If you manage to take up all the air space in the DJ and the numbers don't hit something like the 1.010 area then don't fuss, as you can let it age and then taste it again and modify it accordingly......

RightHookCook
02-22-2011, 07:35 AM
Cool thanks again guys for such excellent responses, still cant get over how helpful and friendly these forums are!!

I went ahead and topped my DJ up to just below the neck with a mixture probably like 1 part water to 5 parts honey, very sloppy! using everything nice and sterilized.

I did not stabilize the mixture, and after 24 hours there is still no air lock activity. So fingers crossed as i dont want it to start up again.

As for the advice on bottling, i think i will leave it a month or two. I Can spare the DJ as i got given a load, but ive just bought some lovely new 500ml clear flip top bottles and i cant wait to use them! lol

Its still fairly hazy but its smelling and tasting not bad either (im not fussy!) and its only the 4th week, looking forward to next xmas when i can take a few bottles to my familys for dinner!!

Thanks again so much. True legends on this website!

PS Fatbloke, thanks for the great PM will respond when i get a chance. :D

RightHookCook
03-01-2011, 05:28 AM
quick update on my 1st batch,

after adding the 1lb of honey into the gallon DJ, ive left it a week and its looking great, took a hydrometer reading and its gone from a consistent 0.990 to a nice and semi sweet 1.220.

had a taste and im a fan, but like i said im not fussy!

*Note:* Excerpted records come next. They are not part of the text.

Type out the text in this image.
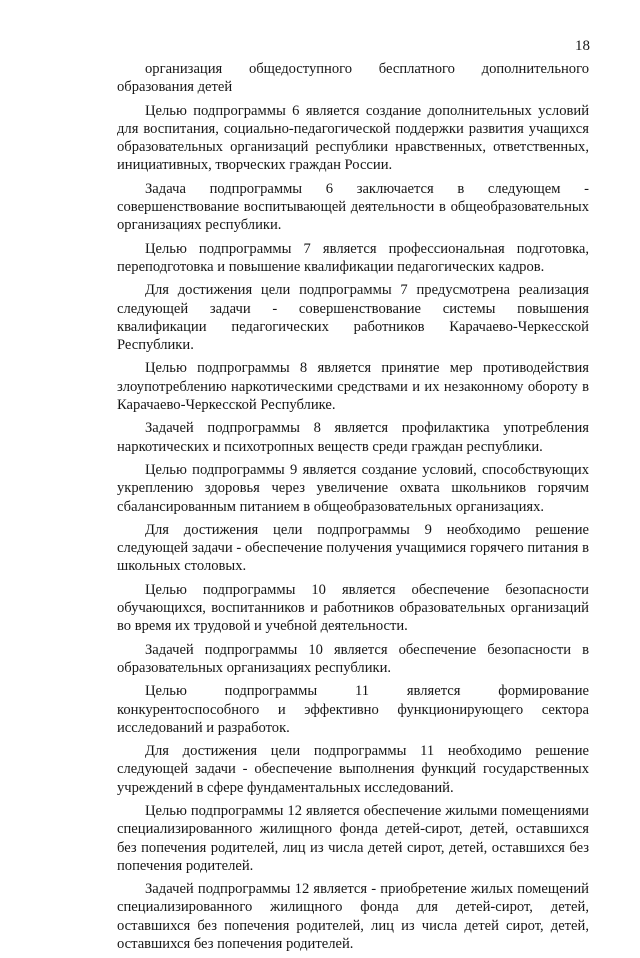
18

организация общедоступного бесплатного дополнительного образования детей

Целью подпрограммы 6 является создание дополнительных условий для воспитания, социально-педагогической поддержки развития учащихся образовательных организаций республики нравственных, ответственных, инициативных, творческих граждан России.

Задача подпрограммы 6 заключается в следующем - совершенствование воспитывающей деятельности в общеобразовательных организациях республики.

Целью подпрограммы 7 является профессиональная подготовка, переподготовка и повышение квалификации педагогических кадров.

Для достижения цели подпрограммы 7 предусмотрена реализация следующей задачи - совершенствование системы повышения квалификации педагогических работников Карачаево-Черкесской Республики.

Целью подпрограммы 8 является принятие мер противодействия злоупотреблению наркотическими средствами и их незаконному обороту в Карачаево-Черкесской Республике.

Задачей подпрограммы 8 является профилактика употребления наркотических и психотропных веществ среди граждан республики.

Целью подпрограммы 9 является создание условий, способствующих укреплению здоровья через увеличение охвата школьников горячим сбалансированным питанием в общеобразовательных организациях.

Для достижения цели подпрограммы 9 необходимо решение следующей задачи - обеспечение получения учащимися горячего питания в школьных столовых.

Целью подпрограммы 10 является обеспечение безопасности обучающихся, воспитанников и работников образовательных организаций во время их трудовой и учебной деятельности.

Задачей подпрограммы 10 является обеспечение безопасности в образовательных организациях республики.

Целью подпрограммы 11 является формирование конкурентоспособного и эффективно функционирующего сектора исследований и разработок.

Для достижения цели подпрограммы 11 необходимо решение следующей задачи - обеспечение выполнения функций государственных учреждений в сфере фундаментальных исследований.

Целью подпрограммы 12 является обеспечение жилыми помещениями специализированного жилищного фонда детей-сирот, детей, оставшихся без попечения родителей, лиц из числа детей сирот, детей, оставшихся без попечения родителей.

Задачей подпрограммы 12 является - приобретение жилых помещений специализированного жилищного фонда для детей-сирот, детей, оставшихся без попечения родителей, лиц из числа детей сирот, детей, оставшихся без попечения родителей.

now i guess ive just got to let it clear a bit and wait! its painfull i want to drink it now! oh well guess i will start another batch then , at least then by next xmas i should have a constent flow!

RightHookCook
03-15-2011, 06:23 AM
right i think ive just got to let this clear then im ready to bottle.

SG jan 31st 1.072, then feb 9th 0.990, then again on feb 20th 0.990.

i then added the 1lb of honey taking the gravity to 1.021 on the 28th feb, it was still this (1.021) on march 7th and again yesterday (march 14th) so ending gravity is 1.021.

now im probably just going to add a bit of bentonite to see if i can clear some of the haze my back sweetening has caused.

K5MOW
03-15-2011, 08:50 AM
Congratulations and welcome to the forum.